There seems to be no stopping Canada Goose Holdings Inc. (NYSE:GOOS). The euphoria over the high-end fashion retailer has spilled over from 2017, with the stock nearly doubling in the first six months this year. Between January and June, Canada Goose zoomed a staggering 94.7%, according to data provided by S&P Global Market Intelligence.
Nearly all of those gains came in the last quarter, with June alone accounting for the bulk of it, thanks to one factor: exceptional operational performance.
Both of Canada Goose's earnings reports released so far this year reveal a common story: The company's growing at a torrid pace. Numbers for its fiscal 2018 (ended March 31) that were released last month -- and which sent the stock soaring by double digits -- should give you a better idea. Note that all numbers are in the company's reporting currency, Canadian dollars:
|Metric||Fiscal 2018||Fiscal 2017||Change|
|Revenue||$591.2 million||$403.8 million||46.4%|
|Gross margin||58.8%||52.5%||6.3 pp|
|Operating margin||23.4%||10%||13.4 pp|
|Net income||$96.1 million||$21.6 million||345%|
|Adjusted earnings per share (EPS)||$0.84||$0.43||95.3%|
Breaking Canada Goose's revenues down further, direct-to-consumer (DTC) sales more than doubled to CA$255 million, while wholesale revenue clocked a relatively muted 16.5% growth.
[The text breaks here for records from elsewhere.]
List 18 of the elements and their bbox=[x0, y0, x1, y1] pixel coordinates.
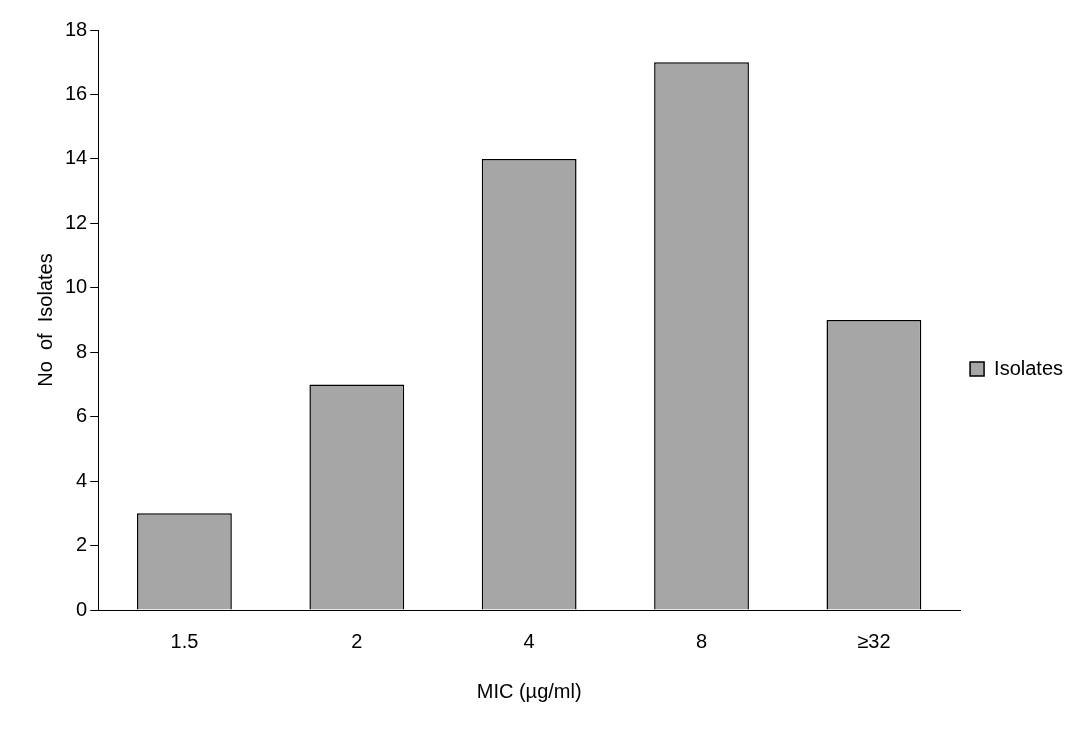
x-tick-label: 8 bbox=[695, 629, 708, 652]
y-tick-label: 14 bbox=[65, 146, 88, 169]
legend-label: Isolates bbox=[994, 356, 1064, 379]
x-tick-label: 1.5 bbox=[170, 629, 199, 652]
x-tick-label: 4 bbox=[523, 629, 535, 652]
y-tick-label: 16 bbox=[65, 81, 88, 104]
y-tick-label: 0 bbox=[76, 597, 88, 620]
x-axis-title: MIC (µg/ml) bbox=[476, 679, 582, 702]
y-tick-label: 2 bbox=[76, 533, 88, 556]
x-tick-label: ≥32 bbox=[857, 629, 891, 652]
y-tick-label: 8 bbox=[76, 339, 88, 362]
y-tick-label: 12 bbox=[65, 210, 88, 233]
x-tick-label: 2 bbox=[351, 629, 363, 652]
y-tick-label: 6 bbox=[76, 404, 88, 427]
y-tick-label: 18 bbox=[65, 17, 88, 40]
y-tick-label: 10 bbox=[65, 275, 88, 298]
y-axis-title: No of Isolates bbox=[33, 253, 56, 387]
y-tick-label: 4 bbox=[76, 468, 88, 491]
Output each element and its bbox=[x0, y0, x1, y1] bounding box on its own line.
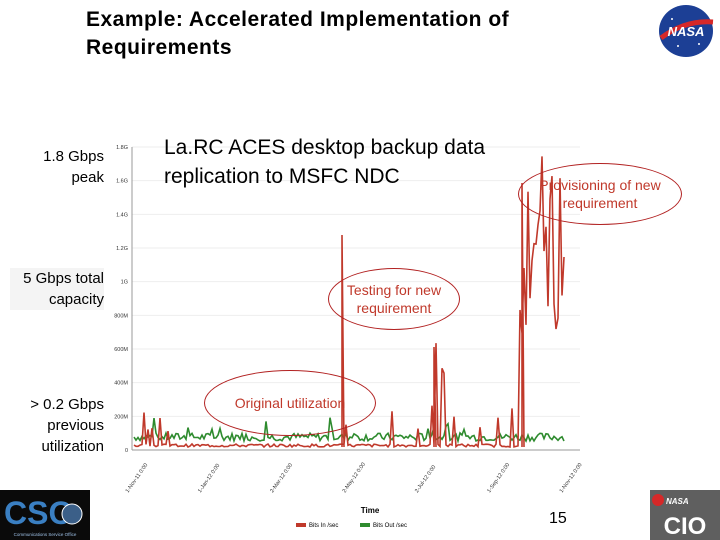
chart-description: La.RC ACES desktop backup data replicati… bbox=[164, 136, 486, 188]
cio-logo: NASA CIO bbox=[650, 490, 720, 540]
x-axis-title: Time bbox=[361, 506, 380, 515]
original-utilization-callout: Original utilization bbox=[204, 370, 376, 436]
utilization-chart: 1.8G 1.6G 1.4G 1.2G 1G 800M 600M 400M 200M 0 1-No… bbox=[114, 145, 584, 529]
y-tick-label: 1.8G bbox=[116, 145, 128, 151]
x-tick-label: 2-Mar-12 0:00 bbox=[269, 462, 294, 494]
x-tick-label: 2-Jul-12 0:00 bbox=[414, 464, 437, 494]
y-tick-label: 1.2G bbox=[116, 246, 128, 252]
slide-title: Example: Accelerated Implementation of R… bbox=[86, 8, 510, 59]
legend-swatch-out bbox=[360, 523, 370, 527]
page-number: 15 bbox=[549, 510, 567, 527]
capacity-label: 5 Gbps total capacity bbox=[10, 268, 104, 310]
legend-label-in: Bits In /sec bbox=[309, 523, 338, 529]
y-tick-label: 600M bbox=[114, 347, 128, 353]
nasa-logo-text: NASA bbox=[668, 24, 705, 39]
y-tick-label: 0 bbox=[125, 448, 128, 454]
x-tick-label: 1-Nov-12 0:00 bbox=[559, 462, 584, 494]
x-tick-label: 1-Nov-11 0:00 bbox=[125, 462, 150, 494]
y-tick-label: 1G bbox=[121, 280, 128, 286]
peak-label: 1.8 Gbps peak bbox=[43, 148, 104, 186]
legend-label-out: Bits Out /sec bbox=[373, 523, 407, 529]
x-tick-label: 1-Jan-12 0:00 bbox=[197, 463, 221, 494]
bits-out-series bbox=[133, 417, 565, 445]
y-tick-label: 1.4G bbox=[116, 212, 128, 218]
nasa-logo: NASA bbox=[659, 5, 714, 57]
cio-logo-text: CIO bbox=[664, 513, 707, 540]
cso-logo-subtitle: Communications Service Office bbox=[14, 532, 77, 537]
bits-in-series bbox=[133, 156, 565, 449]
previous-utilization-label: > 0.2 Gbps previous utilization bbox=[30, 396, 104, 455]
y-tick-label: 200M bbox=[114, 414, 128, 420]
legend: Bits In /sec Bits Out /sec bbox=[296, 523, 407, 529]
x-tick-label: 1-Sep-12 0:00 bbox=[486, 462, 511, 494]
cio-logo-nasa-text: NASA bbox=[666, 497, 689, 506]
y-tick-label: 1.6G bbox=[116, 179, 128, 185]
y-axis-ticks: 1.8G 1.6G 1.4G 1.2G 1G 800M 600M 400M 200M 0 bbox=[114, 145, 128, 454]
provisioning-callout: Provisioning of new requirement bbox=[518, 163, 682, 225]
y-tick-label: 800M bbox=[114, 313, 128, 319]
testing-callout: Testing for new requirement bbox=[328, 268, 460, 330]
legend-swatch-in bbox=[296, 523, 306, 527]
x-axis-ticks: 1-Nov-11 0:00 1-Jan-12 0:00 2-Mar-12 0:00 2… bbox=[125, 462, 584, 494]
y-tick-label: 400M bbox=[114, 381, 128, 387]
x-tick-label: 2-May-12 0:00 bbox=[342, 462, 367, 494]
cso-logo: CSO Communications Service Office bbox=[0, 490, 90, 540]
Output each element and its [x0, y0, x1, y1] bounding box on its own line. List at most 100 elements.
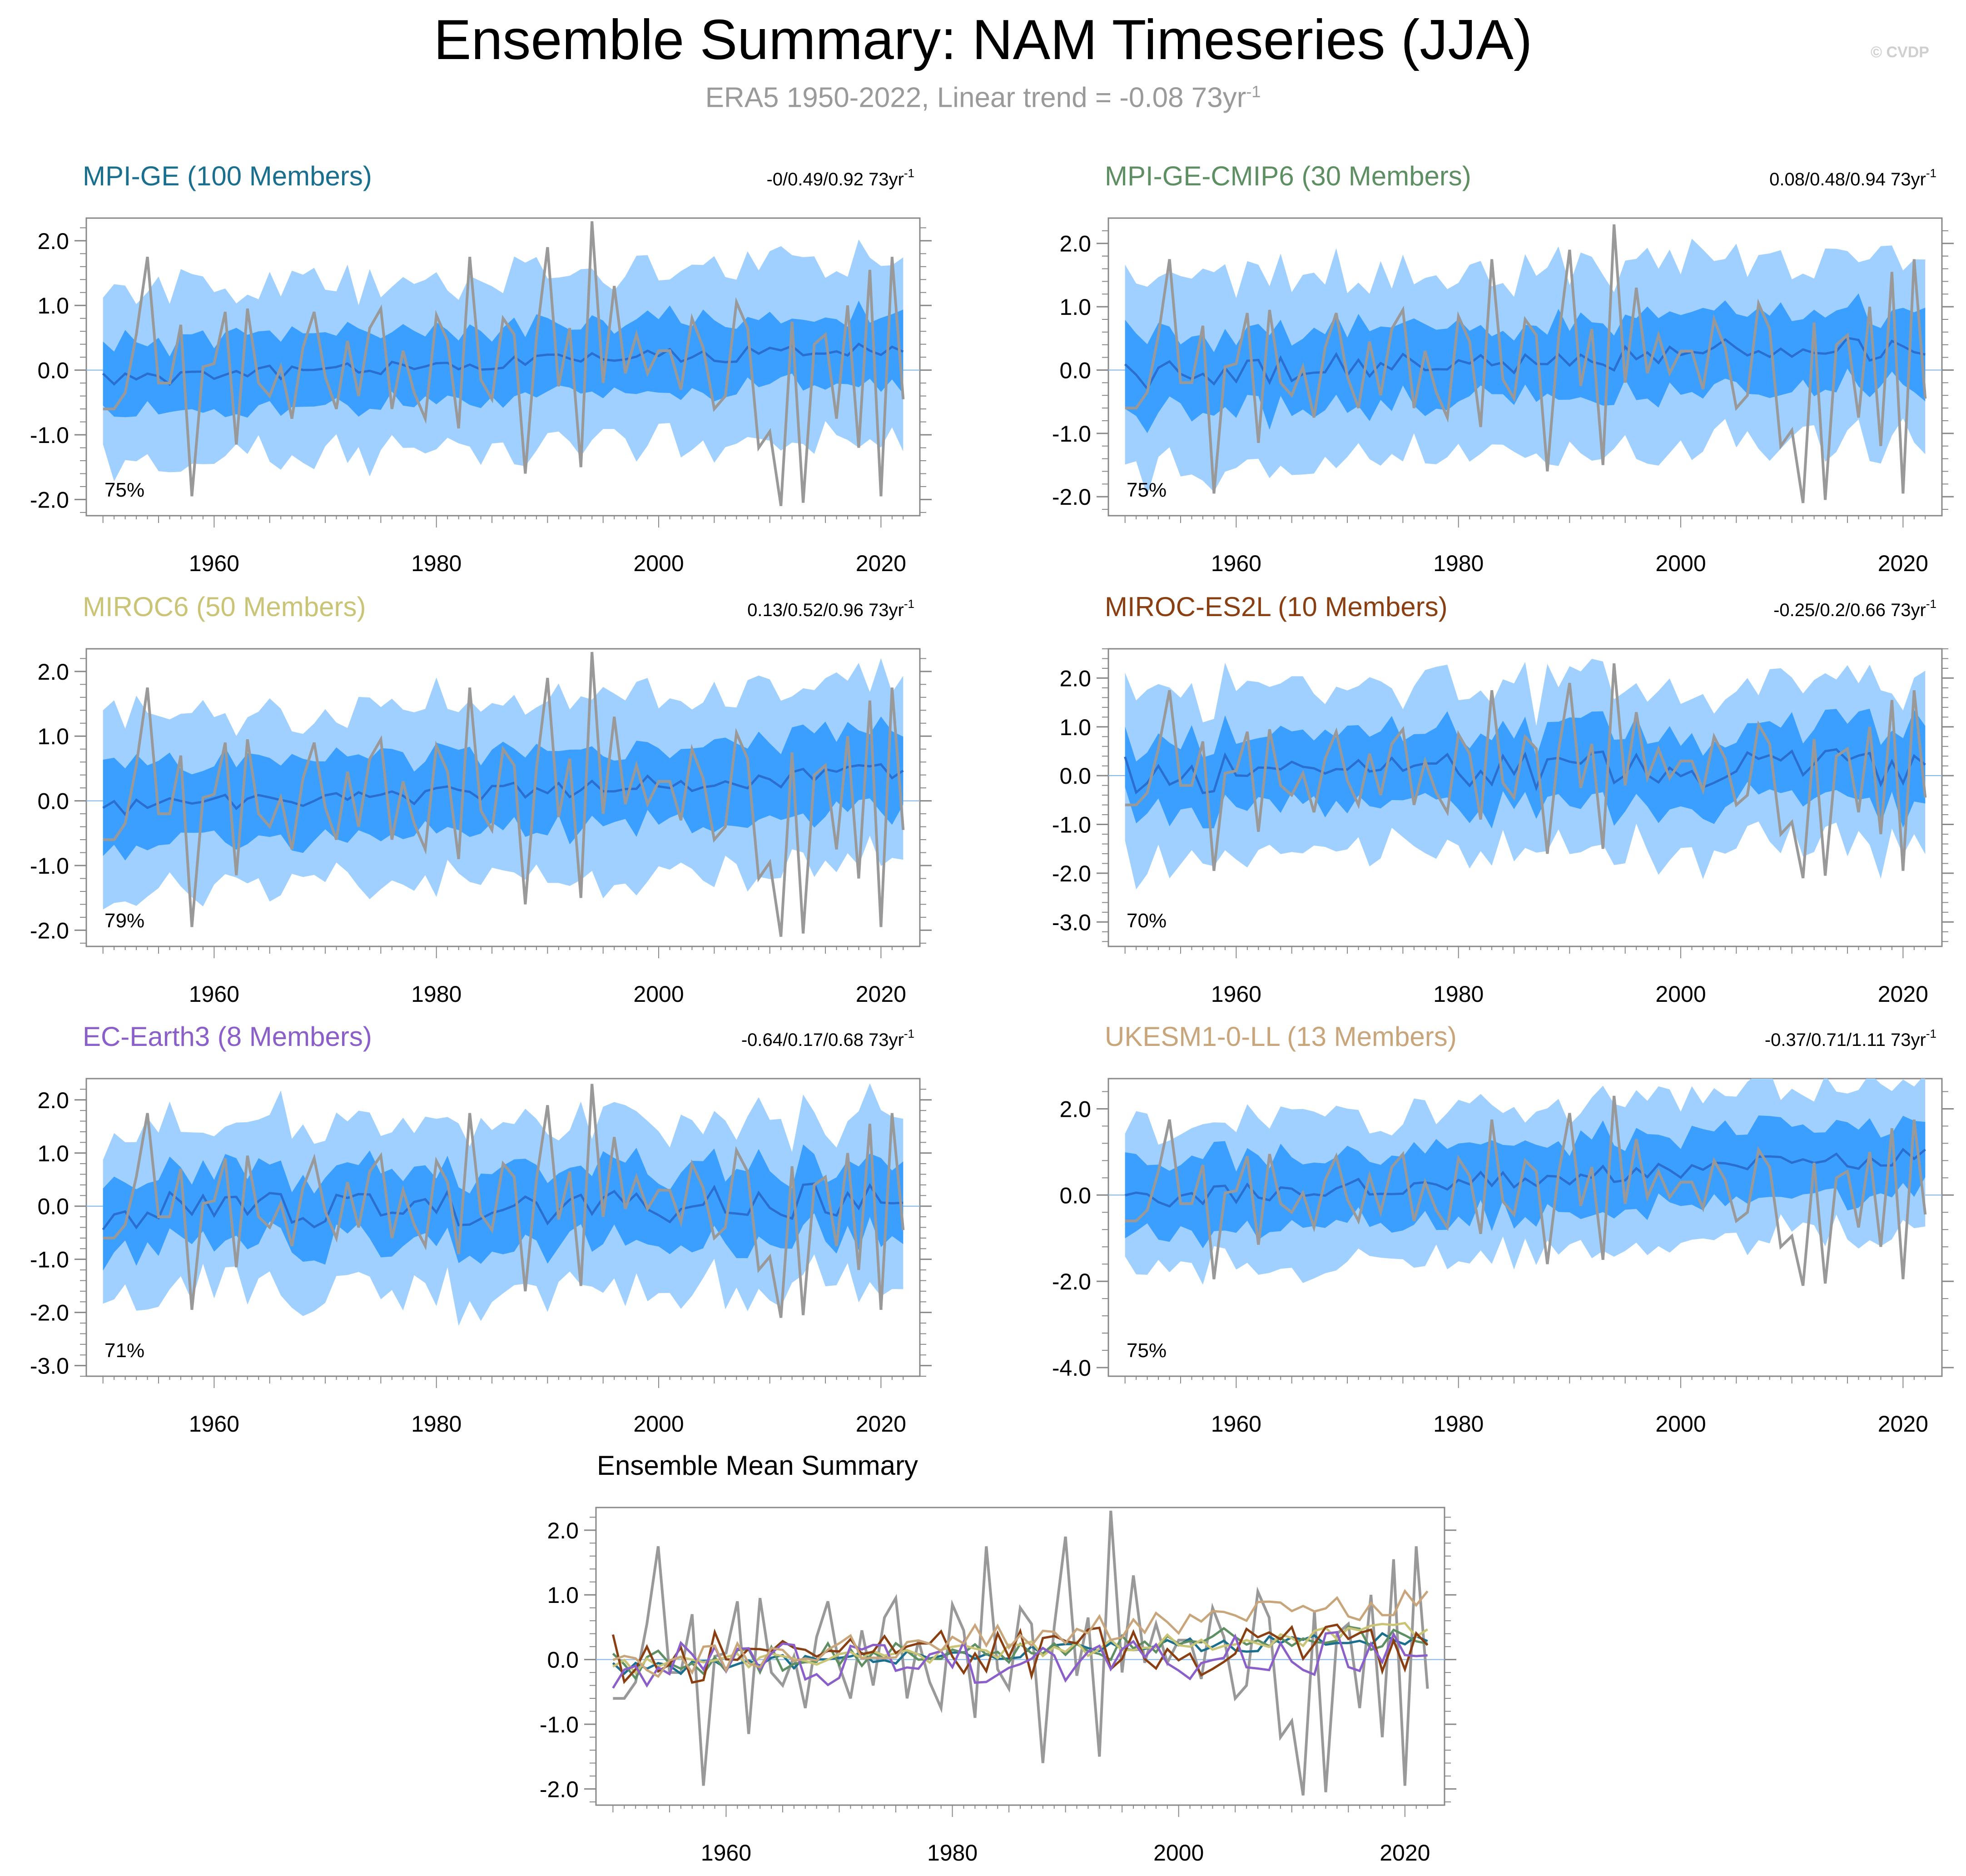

You could easily call DTC -- comprising flagship retail stores and its e-commerce platform -- Canada Goose's golden goose.
Management's outlook for the next three years is equally compelling. It expects (emphasis mine):
- Annual revenue growth: At least 20% on average.
- Adjusted EBITDA margin: At least 26% in 2021.
- Annual adjusted EPS growth: At least 25% on average.
Those growth projections, unsurprisingly, led to market frenzy and sent Canada Goose shares flying last month. Frankly, the market already had high expectations for the company, especially after it revealed plans to expand into China just a couple of weeks prior to its full-year earnings release. Plans include a regional head office in Shanghai, two retail stores, and e-commerce via Alibaba's Tmall in coming quarters. Investors cheered Canada Goose's plans given the huge appetite for luxury goods in China.
There's no denying Canada Goose's growth potential as it extends its brand power to high-potential markets like China. Presently, the company gets nearly 70% of its sales from the U.S. and Canada, so there's a huge market waiting to be tapped.
At the same time, I'd be happier to see Canada Goose reduce reliance on winters (which, I believe, is one of the biggest risks about investing in the stock) and look to expand its lightweight spring collection to spread sales out through the year. Where it is now, a warm winter could hit Canada Goose's sales really hard, more so for the high-end apparel that it deals in. Keep an eye on that, and watch the company's DTC sales closely, as that'll likely drive the 60-year-old luxury apparel maker's next growth phase.